При виде крестного знамения, Жюльен почувствовал, как уменьшается в нем чувство ужаса, охватившее его с момента вступления в этот дом.
— У меня здесь триста двадцать один претендент на духовное звание, — сказал наконец аббат Пирар строгим, но не злым тоном, — но только семь или восемь рекомендованы мне людьми, подобными аббату Шелану; итак, среди трехсот двадцати одного вы будете девятым. Но моя система не допускает ни слабости, ни снисхождения, она состоит в усилении надзора и в строгости к порокам. Пойдите заприте эту дверь на ключ.
Жюльен с усилием пошел, стараясь не упасть. Он заметил маленькое окно рядом с входной дверью, выходившее в открытое поле.

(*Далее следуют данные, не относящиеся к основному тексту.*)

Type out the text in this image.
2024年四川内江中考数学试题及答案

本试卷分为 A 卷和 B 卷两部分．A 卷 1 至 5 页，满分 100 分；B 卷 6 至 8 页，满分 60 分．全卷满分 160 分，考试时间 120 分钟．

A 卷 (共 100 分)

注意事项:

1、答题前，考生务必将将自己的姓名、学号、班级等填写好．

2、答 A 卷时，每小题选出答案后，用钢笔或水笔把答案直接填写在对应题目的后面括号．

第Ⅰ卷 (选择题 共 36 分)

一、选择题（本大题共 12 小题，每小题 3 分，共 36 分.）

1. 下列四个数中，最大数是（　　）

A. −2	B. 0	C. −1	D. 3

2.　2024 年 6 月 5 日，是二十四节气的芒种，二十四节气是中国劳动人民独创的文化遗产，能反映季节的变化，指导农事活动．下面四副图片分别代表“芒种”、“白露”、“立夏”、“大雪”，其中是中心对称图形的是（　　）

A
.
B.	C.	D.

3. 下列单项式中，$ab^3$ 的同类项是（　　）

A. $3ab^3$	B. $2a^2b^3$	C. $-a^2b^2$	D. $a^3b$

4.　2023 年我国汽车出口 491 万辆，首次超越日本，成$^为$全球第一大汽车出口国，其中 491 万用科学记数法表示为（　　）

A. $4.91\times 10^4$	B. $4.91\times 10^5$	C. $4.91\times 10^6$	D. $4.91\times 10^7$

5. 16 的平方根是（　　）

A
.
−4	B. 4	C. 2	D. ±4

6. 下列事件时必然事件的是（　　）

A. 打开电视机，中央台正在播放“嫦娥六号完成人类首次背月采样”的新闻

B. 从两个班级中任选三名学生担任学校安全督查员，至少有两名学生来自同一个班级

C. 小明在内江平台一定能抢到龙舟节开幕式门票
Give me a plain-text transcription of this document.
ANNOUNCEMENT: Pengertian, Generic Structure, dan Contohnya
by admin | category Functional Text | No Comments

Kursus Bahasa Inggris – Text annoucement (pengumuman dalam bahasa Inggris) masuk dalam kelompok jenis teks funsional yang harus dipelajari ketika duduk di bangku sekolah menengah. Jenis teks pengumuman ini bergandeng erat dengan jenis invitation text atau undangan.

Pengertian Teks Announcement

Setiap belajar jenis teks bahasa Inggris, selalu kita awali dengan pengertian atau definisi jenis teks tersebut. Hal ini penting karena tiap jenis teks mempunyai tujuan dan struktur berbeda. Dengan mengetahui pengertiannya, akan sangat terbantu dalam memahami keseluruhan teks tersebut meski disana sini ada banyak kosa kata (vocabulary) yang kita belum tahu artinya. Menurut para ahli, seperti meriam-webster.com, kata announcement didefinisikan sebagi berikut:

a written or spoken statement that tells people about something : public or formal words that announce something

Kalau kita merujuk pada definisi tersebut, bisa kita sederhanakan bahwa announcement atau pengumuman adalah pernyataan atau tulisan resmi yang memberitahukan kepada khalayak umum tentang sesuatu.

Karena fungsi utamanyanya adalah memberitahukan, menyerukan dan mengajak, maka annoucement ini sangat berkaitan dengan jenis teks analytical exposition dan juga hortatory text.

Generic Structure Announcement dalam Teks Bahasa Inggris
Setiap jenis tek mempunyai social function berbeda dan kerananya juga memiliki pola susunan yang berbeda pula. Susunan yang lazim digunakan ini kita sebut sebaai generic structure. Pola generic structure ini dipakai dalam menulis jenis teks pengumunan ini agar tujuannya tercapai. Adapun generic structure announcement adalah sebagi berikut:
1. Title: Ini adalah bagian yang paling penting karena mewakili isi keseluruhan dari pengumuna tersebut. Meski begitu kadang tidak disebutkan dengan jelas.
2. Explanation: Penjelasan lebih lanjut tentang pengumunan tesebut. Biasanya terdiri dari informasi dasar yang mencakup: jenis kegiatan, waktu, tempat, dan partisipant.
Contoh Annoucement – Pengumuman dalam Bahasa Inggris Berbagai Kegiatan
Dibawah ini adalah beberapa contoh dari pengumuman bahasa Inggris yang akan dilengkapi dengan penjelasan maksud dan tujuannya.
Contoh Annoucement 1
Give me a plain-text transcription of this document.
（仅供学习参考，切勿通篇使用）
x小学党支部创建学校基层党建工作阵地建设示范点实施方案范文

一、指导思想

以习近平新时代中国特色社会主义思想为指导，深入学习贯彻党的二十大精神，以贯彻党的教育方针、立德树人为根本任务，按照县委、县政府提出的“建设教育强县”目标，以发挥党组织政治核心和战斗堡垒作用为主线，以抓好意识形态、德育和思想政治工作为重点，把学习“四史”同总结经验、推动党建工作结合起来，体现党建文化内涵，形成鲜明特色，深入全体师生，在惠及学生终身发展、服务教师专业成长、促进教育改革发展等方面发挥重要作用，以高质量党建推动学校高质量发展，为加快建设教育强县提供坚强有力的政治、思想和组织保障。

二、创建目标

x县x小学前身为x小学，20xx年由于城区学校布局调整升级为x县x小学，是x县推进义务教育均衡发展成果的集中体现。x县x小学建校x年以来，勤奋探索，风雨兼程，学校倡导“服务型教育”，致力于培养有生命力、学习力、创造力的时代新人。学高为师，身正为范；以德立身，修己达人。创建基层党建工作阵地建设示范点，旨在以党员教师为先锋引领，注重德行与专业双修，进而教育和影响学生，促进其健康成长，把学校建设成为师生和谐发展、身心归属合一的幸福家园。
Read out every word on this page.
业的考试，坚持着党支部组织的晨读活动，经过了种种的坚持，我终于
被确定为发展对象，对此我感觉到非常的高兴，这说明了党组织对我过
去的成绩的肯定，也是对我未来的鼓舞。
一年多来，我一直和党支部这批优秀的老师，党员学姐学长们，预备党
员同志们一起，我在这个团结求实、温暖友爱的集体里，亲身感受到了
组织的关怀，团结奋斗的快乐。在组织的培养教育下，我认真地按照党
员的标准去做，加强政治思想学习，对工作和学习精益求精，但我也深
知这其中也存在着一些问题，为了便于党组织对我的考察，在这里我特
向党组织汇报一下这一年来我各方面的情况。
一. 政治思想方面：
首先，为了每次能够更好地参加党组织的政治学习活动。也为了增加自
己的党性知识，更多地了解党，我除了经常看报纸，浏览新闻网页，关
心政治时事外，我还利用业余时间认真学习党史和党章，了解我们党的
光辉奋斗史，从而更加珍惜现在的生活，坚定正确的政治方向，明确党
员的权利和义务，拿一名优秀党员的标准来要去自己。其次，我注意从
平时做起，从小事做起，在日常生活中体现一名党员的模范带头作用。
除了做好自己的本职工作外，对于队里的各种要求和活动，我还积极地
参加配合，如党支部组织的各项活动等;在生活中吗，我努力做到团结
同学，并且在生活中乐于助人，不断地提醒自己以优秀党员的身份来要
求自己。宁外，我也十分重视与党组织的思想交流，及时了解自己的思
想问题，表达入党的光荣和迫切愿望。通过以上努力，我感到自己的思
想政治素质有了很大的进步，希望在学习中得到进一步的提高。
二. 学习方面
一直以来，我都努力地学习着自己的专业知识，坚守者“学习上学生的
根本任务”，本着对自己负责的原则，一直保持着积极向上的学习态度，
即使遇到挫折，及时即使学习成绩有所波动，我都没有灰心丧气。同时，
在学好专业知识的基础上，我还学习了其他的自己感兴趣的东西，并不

Он посмотрел на деревья, вид их ободрил его, словно он увидал старых друзей.
— Loquerisne lmquam latinam (Говорите вы по-латыни)? — спросил его аббат Пирар, когда он вернулся на свое место.
— Ita, pater optime (Да, святой отец), — ответил Жюльен, понемногу приходя в себя. Понятно, что ни один человек в мире не казался ему менее заслуживающим этого названия, чем господин Пирар полчаса тому назад.
Разговор продолжался по-латыни. Выражение глаз аббата смягчалось; Жюльен вернулся к своему хладнокровию. «До чего я слаб, — думал он, — что позволил напугать себя этой притворной добродетелью! Этот человек, вероятно, такой же мошенник, как господин Малон», — и Жюльен порадовался, вспомнив, что спрятал почти все свои деньги в сапоги.
Аббат Пирар экзаменовал Жюльена по теологии; он был поражен обширностью его познаний. Его удивление увеличилось, когда он стал задавать ему вопросы из Священного Писания. Но, когда дело дошло до учения Святых Отцов, он заметил, что Жюльен не знал имен святого Иеронима, святого Августина, святого Бонавентура, святого Василия и т. п.
«Вот, — подумал аббат Пирар, — результаты этого фатального пристрастия к протестантизму, в котором я всегда упрекал Шелана. Слишком детальное изучение Святого Писания.
(Жюльен только что ему говорил, не будучи даже спрошен об этом, об истинном времени появления книги Бытия, Пятикнижия и т. п.)
К чему ведут эти бесконечные рассуждения о Священном Писании, — думал аббат Пирар, — как не к л_и_ч_н_о_м_у т_о_л_к_о_в_а_н_и_ю, т. е. к самому ужасному протестантизму? И кроме этого легковесного знания, ничего о Святых Отцах, что могло бы уравновесить это стремление».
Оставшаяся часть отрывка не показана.